Vor einem Monat haben schwere Erdbeben die Südosttürkei und den Nordwesten Syriens erschüttert. Mehr als 50 000 Menschen sind dabei ums Leben gekommen, diverse Gebäude wurden beschädigt oder stürzten ein. Im Netz sollen neue Bilder nun weitere Folgen der Naturkatastrophe zeigen: Facebook-Nutzer teilen ein Video und behaupten, dass es das «Aufbrechen der Erdkruste nach dem Erdbeben in Hatay» zeigen würde. Darin ist eine Luftaufnahme einer Schlucht zu sehen, die an die San-Andreas-Verwerfung im US-Bundesstaat Kalifornien erinnert. Doch zeigt der Clip eine Erdspalte in der Türkei?

Bewertung

Die Behauptung ist falsch: Die Bilder kursieren mindestens seit November 2022 im Netz. Sie zeigen eine von Bodenerosionen geprägte Landschaft in China. Mit den schweren Erdbeben im türkisch-syrischen Grenzgebiet hat die Aufnahme nichts zu tun.

Fakten

Mithilfe von Bilderrückwärtssuchen lässt sich ein chinesisch-sprachiger Beitrag bei Youtube finden.
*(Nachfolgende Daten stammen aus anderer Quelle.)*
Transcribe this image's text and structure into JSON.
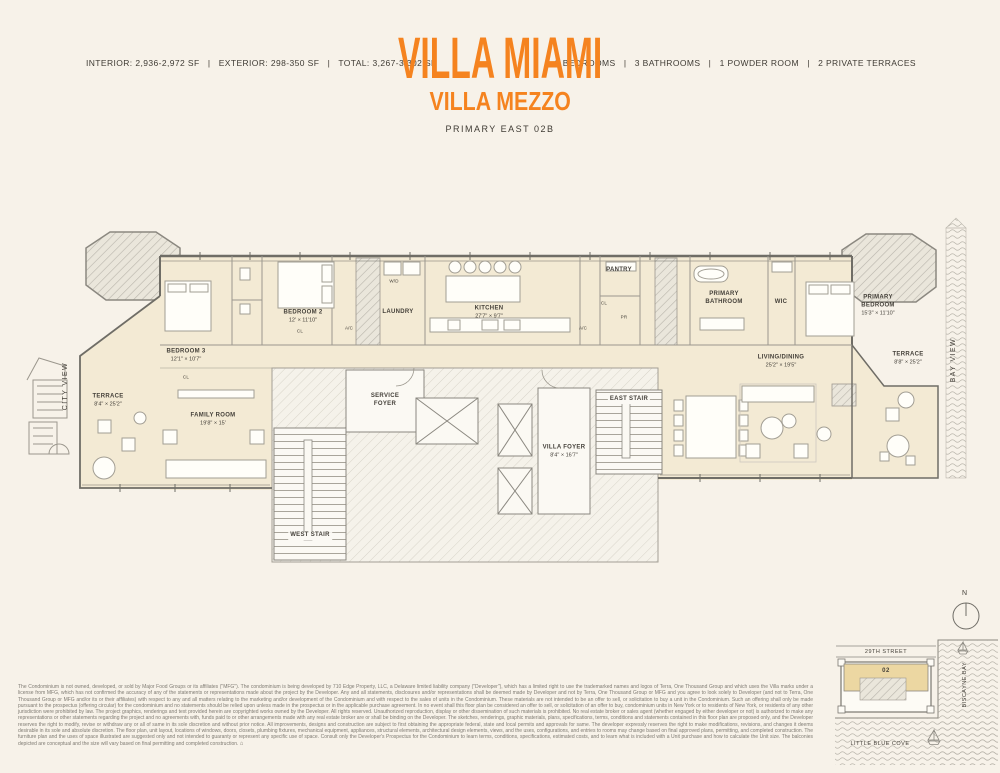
{
  "header": {
    "stats_left": "INTERIOR: 2,936-2,972 SF   |   EXTERIOR: 298-350 SF   |   TOTAL: 3,267-3,302 SF",
    "title": "VILLA MIAMI",
    "subtitle": "VILLA MEZZO",
    "plan_name": "PRIMARY EAST 02B",
    "stats_right": "3 BEDROOMS   |   3 BATHROOMS   |   1 POWDER ROOM   |   2 PRIVATE TERRACES"
  },
  "colors": {
    "accent": "#F5831F",
    "ink": "#3E3A33",
    "background": "#F7F2E9",
    "floor_fill": "#F3EAD4",
    "wall": "#6F6D66",
    "sitemap_unit_fill": "#ECD7A2"
  },
  "floorplan": {
    "view_labels": {
      "left": "CITY VIEW",
      "right": "BAY VIEW"
    },
    "rooms": {
      "terrace_west": {
        "name": "TERRACE",
        "dims": "8'4\" × 25'2\""
      },
      "bedroom3": {
        "name": "BEDROOM 3",
        "dims": "12'1\" × 10'7\""
      },
      "family_room": {
        "name": "FAMILY ROOM",
        "dims": "19'8\" × 15'"
      },
      "bedroom2": {
        "name": "BEDROOM 2",
        "dims": "12' × 11'10\""
      },
      "laundry": {
        "name": "LAUNDRY"
      },
      "kitchen": {
        "name": "KITCHEN",
        "dims": "27'7\" × 9'7\""
      },
      "pantry": {
        "name": "PANTRY"
      },
      "service_foyer": {
        "name": "SERVICE FOYER"
      },
      "villa_foyer": {
        "name": "VILLA FOYER",
        "dims": "8'4\" × 16'7\""
      },
      "east_stair": {
        "name": "EAST STAIR"
      },
      "west_stair": {
        "name": "WEST STAIR"
      },
      "primary_bathroom": {
        "name": "PRIMARY BATHROOM"
      },
      "wic": {
        "name": "WIC"
      },
      "primary_bedroom": {
        "name": "PRIMARY BEDROOM",
        "dims": "15'3\" × 11'10\""
      },
      "living_dining": {
        "name": "LIVING/DINING",
        "dims": "25'2\" × 19'5\""
      },
      "terrace_east": {
        "name": "TERRACE",
        "dims": "8'8\" × 25'2\""
      }
    },
    "small_labels": {
      "cl_bedroom3": "CL",
      "cl_bedroom2": "CL",
      "ac_west": "A/C",
      "wd": "W/D",
      "cl_hall": "CL",
      "powder": "PR",
      "ac_east": "A/C"
    }
  },
  "sitemap": {
    "north_label": "N",
    "street": "29TH STREET",
    "bay": "BISCAYNE BAY",
    "cove": "LITTLE BLUE COVE",
    "unit_number": "02"
  },
  "icons": {
    "equal_housing": "⌂"
  },
  "disclaimer": {
    "text": "The Condominium is not owned, developed, or sold by Major Food Groups or its affiliates (\"MFG\"). The condominium is being developed by 710 Edge Property, LLC, a Delaware limited liability company (\"Developer\"), which has a limited right to use the trademarked names and logos of Terra, One Thousand Group and which uses the Villa marks under a license from MFG, which has not confirmed the accuracy of any of the statements or representations made about the project by the Developer. Any and all statements, disclosures and/or representations shall be deemed made by Developer and not by Terra, One Thousand Group or MFG and you agree to look solely to Developer (and not to Terra, One Thousand Group or MFG and/or its or their affiliates) with respect to any and all matters relating to the marketing and/or development of the Condominium and with respect to the sales of units in the Condominium. These materials are not intended to be an offer to sell, or solicitation to buy a unit in the Condominium. Such an offering shall only be made pursuant to the prospectus (offering circular) for the condominium and no statements should be relied upon unless made in the prospectus or in the applicable purchase agreement. In no event shall this floor plan be considered an offer to sell, or solicitation of an offer to buy, condominium units in New York or to residents of New York, or residents of any other jurisdiction were prohibited by law. The project graphics, renderings and text provided herein are copyrighted works owned by the Developer. All rights reserved. Unauthorized reproduction, display or other dissemination of such materials is prohibited. No real estate broker or sales agent (whether engaged by either developer or not) is authorized to make any representations or other statements regarding the project and no agreements with, funds paid to or other arrangements made with any real estate broker are or shall be binding on the Developer. The sketches, renderings, graphic materials, plans, specifications, terms, conditions and statements contained in this floor plan are proposed only, and the Developer reserves the right to modify, revise or withdraw any or all of same in its sole discretion and without prior notice. All improvements, designs and construction are subject to first obtaining the appropriate federal, state and local permits and approvals for same. The developer expressly reserves the right to make modifications, revisions, and changes it deems desirable in its sole and absolute discretion. The floor plan, unit layout, locations of windows, doors, closets, plumbing fixtures, mechanical equipment, appliances, structural elements, architectural design elements, views, and the uses, configurations, and entries to rooms may change based on final approved plans, permitting, and completed construction. The furniture plan and the uses of space illustrated are suggested only and not intended to guaranty or represent any specific use of space. Consult only the Developer's Prospectus for the Condominium to learn terms, conditions, specifications, estimated costs, and to learn what is included with a Unit purchase and how to calculate the Unit size. The balconies depicted are conceptual and the size will vary based on final permitting and completed construction."
  }
}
Das Video wurde am 4. November 2022 hochgeladen und enthält Szenen, die auch in dem verbreiteten Facebook-Clip zu sehen sind. Ab Minute 00:24 ist etwa in dem Youtube-Video exakt die Kameraperspektive zu sehen, die im Facebook-Clip als dritte Einstellung eingeblendet wird (ab 00:05).

Das Bildmaterial existierte also schon, bevor die schweren Erdbeben die türkisch-syrische Grenzregion erschütterten. Es kann somit keine durch die Beben entstandene Veränderung an der Erdoberfläche zeigen.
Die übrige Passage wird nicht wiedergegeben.